10:00 – 12:00 Hermann Thorisson (University of Iceland)
Title: Coupling of Stochastic Processes.
Abstract: Coupling means the joint construction of two or more random variables, processes, or any random objects. The aim of the construction is usually to deduce properties of the individual objects or to gain insight into distributional relations between them. In these lectures we shall first consider some elementary examples, moving from Poisson approximation and stochastic domination to Markov chains and Brownian motion. We then outline a general coupling theory for stochastic processes and finally extend the view to random fields and to random elements under a topological transformation group. Applications to Markov processes, Brownian motion, regenerative processes and in Palm theory will be given along the way. The lectures will mainly be based on several chapters from a draft of the second edition of the book “Thorisson, H.: Coupling, Stationarity, and Regeneration. Springer, 2000”.
14:00 – 15:00 Wilfrid Kendall (University of Warwick)
Title: Probabilistic coupling and Nilpotent Diffusions.
Abstract: Modern probability theory makes considerable use of the technique of probabilistic coupling. The idea is, to analyse a given random process by constructing two inter-dependent copies of it, defined on the same probability space, and related in such a way as to facilitate analysis. Applications include: establishing monotonicity in non-obvious situations, developing quantitative approximations to distributions of random variables, constructing gradient estimates, and even producing exact simulation algorithms for Markov chains. However the thematic question, which has driven much of the theory of probabilistic coupling, concerns whether or not one can construct the two coupled random processes so that they almost surely meet (“couple”) at some future random time, and if so then whether one can construct a maximal coupling, for which the random time is smallest possible? The question is sharpened if we require the coupling to be co-adapted (also: immersed, or Markovian); this is an additional requirement that the coupling respect the underlying causal structure of the random processes, and can be viewed as implying that the coupling is easily constructable in some general sense. There is a considerable body of theory describing how to build successful co-adapted couplings for elliptic diffusions, all building on the basic reflection coupling for simple random walks or Brownian motion (very simply, the random jumps of the coupled process are arranged so far as possible to be the opposites of the random jumps of the original process). It is conjectured that successful co-adapted couplings can be built for all hypoelliptic diffusions (diffusions in d dimensions with fewer than d “directions of randomness”). In this talk I will survey the general theory of coupling, describe the known results for co-adapted couplings of hypoelliptic diffusions (in fact, Brownian motions on nilpotent Lie groups), and briefly discuss a related and very simple example which has applications to the theory of filtrations.
15:00 – 16:00 Hermann Thorisson (University of Iceland)
Title: Unbiased shifts of Brownian motion.
Abstract: Let $B=(B_t)_{tin R}$ be a two-sided standard Brownian motion. Let $T$ be a measurable function of $B$. Call $T$ an unbiased shift if $(B_{T+t}-B_T)_{tin R}$ is a Brownian motion independent of $B_T$. We characterize unbiased shifts in terms of allocation rules balancing local times of $B$. For any probability distribution $nu$ on $R$ we construct a nonnegative stopping time $T$ with the above properties such that $B_T$ has distribution $nu$. In particular, we show that if we travel in time according to the clock of local time at zero we always see a two-sided Brownian motion. A crucial ingredient of our approach is a new theorem on the existence of allocation rules balancing jointly stationary diffuse random measures on $R$. We also study moment and minimality properties of unbiased shifts. The central results extend to recurrent Levy process under mild regularity conditions. This is based on joint work with G. Last and P. Moeters (to appear in the Annals of Probability).

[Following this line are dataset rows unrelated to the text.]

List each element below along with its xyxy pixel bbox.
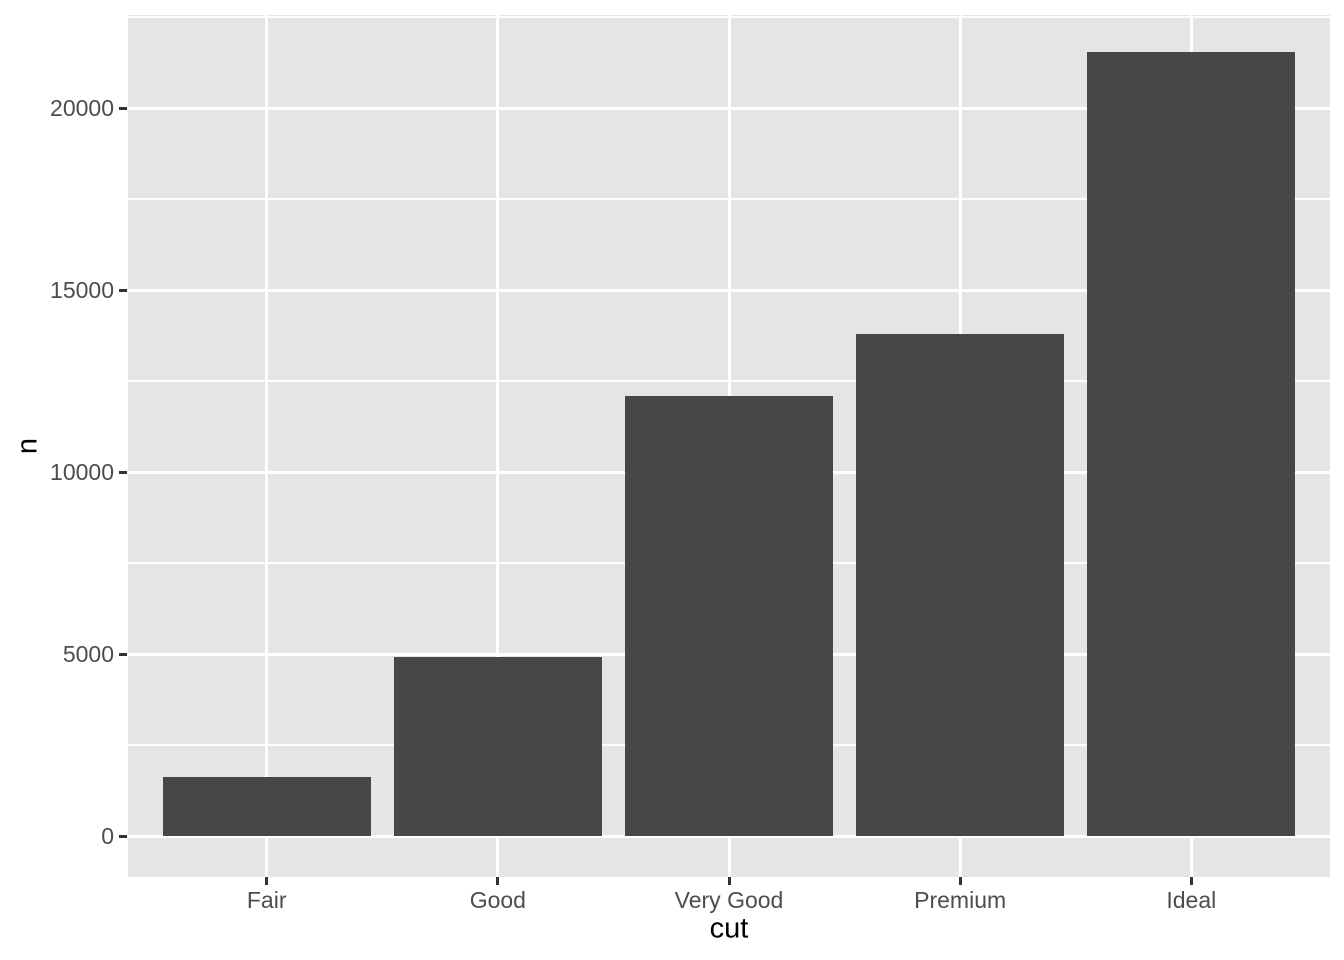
x-tick-label: Good	[469, 887, 526, 913]
bar-very-good	[624, 396, 833, 836]
vertical-gridline	[265, 15, 269, 877]
x-tick-mark	[496, 877, 500, 885]
x-axis-title: cut	[709, 912, 749, 945]
y-tick-label: 15000	[50, 277, 114, 303]
x-tick-mark	[1189, 877, 1193, 885]
y-tick-label: 20000	[50, 95, 114, 121]
x-tick-mark	[265, 877, 269, 885]
y-tick-mark	[119, 834, 127, 838]
x-tick-mark	[958, 877, 962, 885]
x-tick-label: Fair	[246, 887, 287, 913]
y-tick-label: 10000	[50, 459, 114, 485]
bar-ideal	[1087, 51, 1296, 836]
x-tick-label: Ideal	[1166, 887, 1217, 913]
bar-premium	[856, 334, 1065, 836]
y-tick-label: 0	[101, 823, 114, 849]
x-tick-label: Premium	[914, 887, 1007, 913]
y-axis-title: n	[11, 437, 44, 455]
bar-good	[393, 657, 602, 836]
x-tick-label: Very Good	[674, 887, 784, 913]
x-tick-mark	[727, 877, 731, 885]
vertical-gridline	[496, 15, 500, 877]
y-tick-mark	[119, 470, 127, 474]
bar-fair	[162, 777, 371, 836]
plot-panel	[128, 15, 1330, 877]
y-tick-mark	[119, 106, 127, 110]
y-tick-mark	[119, 652, 127, 656]
y-tick-mark	[119, 288, 127, 292]
y-tick-label: 5000	[62, 641, 114, 667]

16:00 – 17:00 Saul Jacka (University of Warwick)
Title: Coupling for pricing American options with stochastic volatility and model uncertainty.
Abstract: We discuss the pricing of American options under a stochastic volatility model and show how a coupling argument establishes that the exercise boundary for the option is monotone in the volatility. We will then go on to establish bounds for the price with (some) model uncertainty as to the stochastic volatility and discuss an extension to the case where we have a probabilistic version of model uncertainty.